4. Treatment and care of the disease: body temperature > 38°C deheating (pharmaceutical or physical cooling), rehydration of liquids, coughing, asthma. Time-lapse and oral care, etc.

5 Nutritional support: maintenance of hydrolytic balance for digestible, nutritious foods or nutrients. Those who cannot eat through mouth should feed. Those who cannot have intestines can have intestines.

6. Uplifting the patient ‘ s bed (30° ~ 45°) prevents abscess and misuse of the stomach content. Thus, when feeding a patient who has a high risk of misuse, the patient should be in a sitting or half-bedroom until one or two hours after eating. There is also a need for proper management of nasal catheters; attention is paid to the monitoring of gastrophs, which should stop feeding if they exceed 50 ml.

Clean mouth can also play an important role in the prevention of inhalation pneumonia.

8. Other preventive measures: Reduction of drugs that can increase the incidence of misdose (e.g. sedatives, choline receptor retardants, anti-anxiety drugs, etc.), enhancement of the exercise of the disease ‘ s eating and cough function, enhancement of the management of artificial airbags, etc.

IV. Antibiotic treatment principles for inhalation pneumonia

The initial empirical anti-infection treatment proposal: “Physics with anti-aerobic effects, such as amazole silin Shubatan and potassium amosilin Kravite, or a combination application of methazole, clinicillin, etc., may also be selected for respiratory noonone-type drugs such as Mosisa. However, for joint use, such as nitroglycerin, clinicin, etc., it is not used routinely, but only for patients with severe dental dysentery, stench, or chest imaging that confirms the presence of necrosis or pulmonary sepsis.

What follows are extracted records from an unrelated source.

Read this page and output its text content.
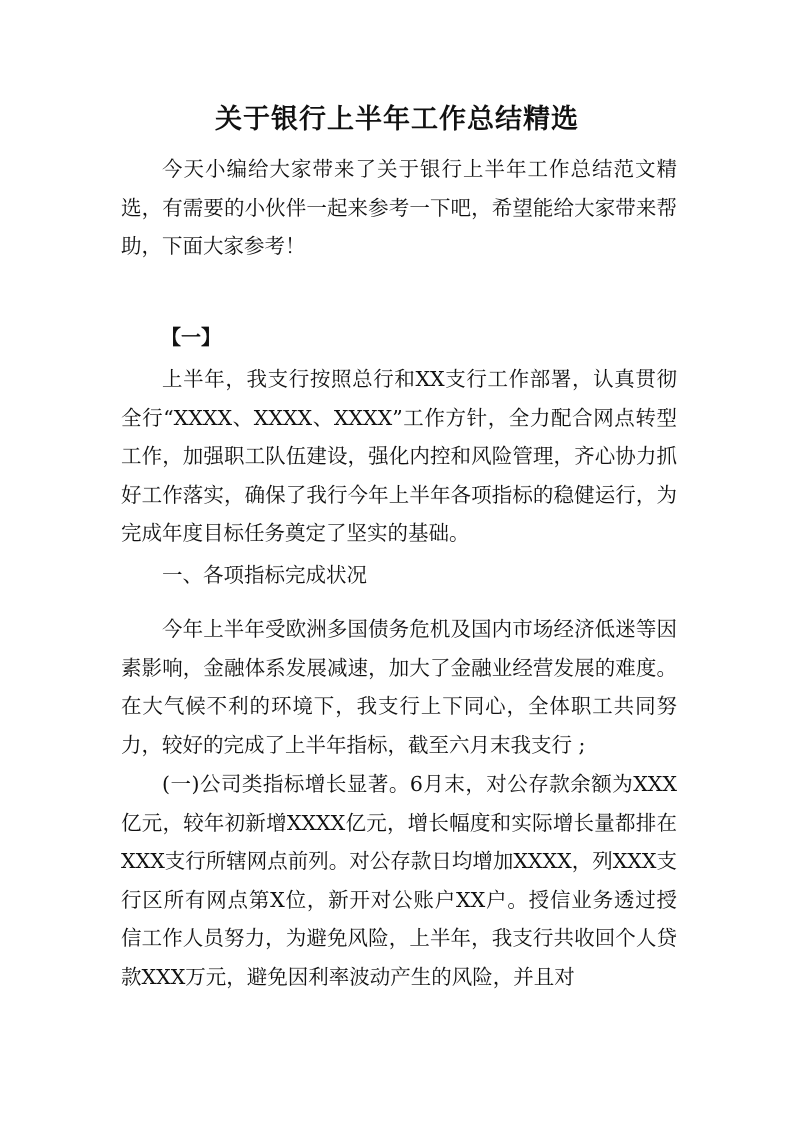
关于银行上半年工作总结精选

今天小编给大家带来了关于银行上半年工作总结范文精选，有需要的小伙伴一起来参考一下吧，希望能给大家带来帮助，下面大家参考！

【一】

上半年，我支行按照总行和XX支行工作部署，认真贯彻全行“XXXX、XXXX、XXXX”工作方针，全力配合网点转型工作，加强职工队伍建设，强化内控和风险管理，齐心协力抓好工作落实，确保了我行今年上半年各项指标的稳健运行，为完成年度目标任务奠定了坚实的基础。

一、各项指标完成状况

今年上半年受欧洲多国债务危机及国内市场经济低迷等因素影响，金融体系发展减速，加大了金融业经营发展的难度。在大气候不利的环境下，我支行上下同心，全体职工共同努力，较好的完成了上半年指标，截至六月末我支行 ;

(一)公司类指标增长显著。6月末，对公存款余额为XXX亿元，较年初新增XXXX亿元，增长幅度和实际增长量都排在XXX支行所辖网点前列。对公存款日均增加XXXX，列XXX支行区所有网点第X位，新开对公账户XX户。授信业务透过授信工作人员努力，为避免风险，上半年，我支行共收回个人贷款XXX万元，避免因利率波动产生的风险，并且对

2. Access to anti-pneumococcal drug options at the Moderate Hospital: second and third generations of sepsis (not necessarily including anti-falsifying single-cell activity), β-nimide/betamide inhibitor; penicillin allergies opt for quinone or clinicillin + achicin. Recommended antibacterial drugs for pseudosyncs: “Use of β-neamamine drugs (e.g., thalamus, thalamus, thorone quambatan, thalasilin, carbon carcylene) + cyclopropa or thoroxyfluorosaltron; or above-mentioned β-neamide drugs + Amino sugar + Achicillin; or the above-mentioned β-neamide + aminoquinone (aminotrinams are used to replace the above-mentioned β-endomamines for penicillin allergies) or carbon methacne if the condition is serious.

3. Method of delivery and course of treatment: The recommended initial treatment should be an intravenous formulation, converted to an oral formulation once clinical symptoms have improved and the gastrointestinal function is normal, with an average of 7-10d, or an average of 7-10d, or 10-21d, of golden venomella, copper-coloured hysteria and non-activism. The assessment of therapeutic efficacy and the adjustment of the empirical antibiotic treatment programme: general white cell count, body temperature, etc., determine the clinical reduction of pneumonia and provide comprehensive analysis to guide clinical use. Improvements in video science often lag behind clinical indicators and have limited judgement value. After effective treatment, inhalation of bacterial pneumonia is usually marked by clinical improvement within 48-72h. Antibiotic programmes should not be adjusted at this time. If a pathogen examination has been performed, 72h may then consider the use of narrow spectrum antibiotics based on pathogen results.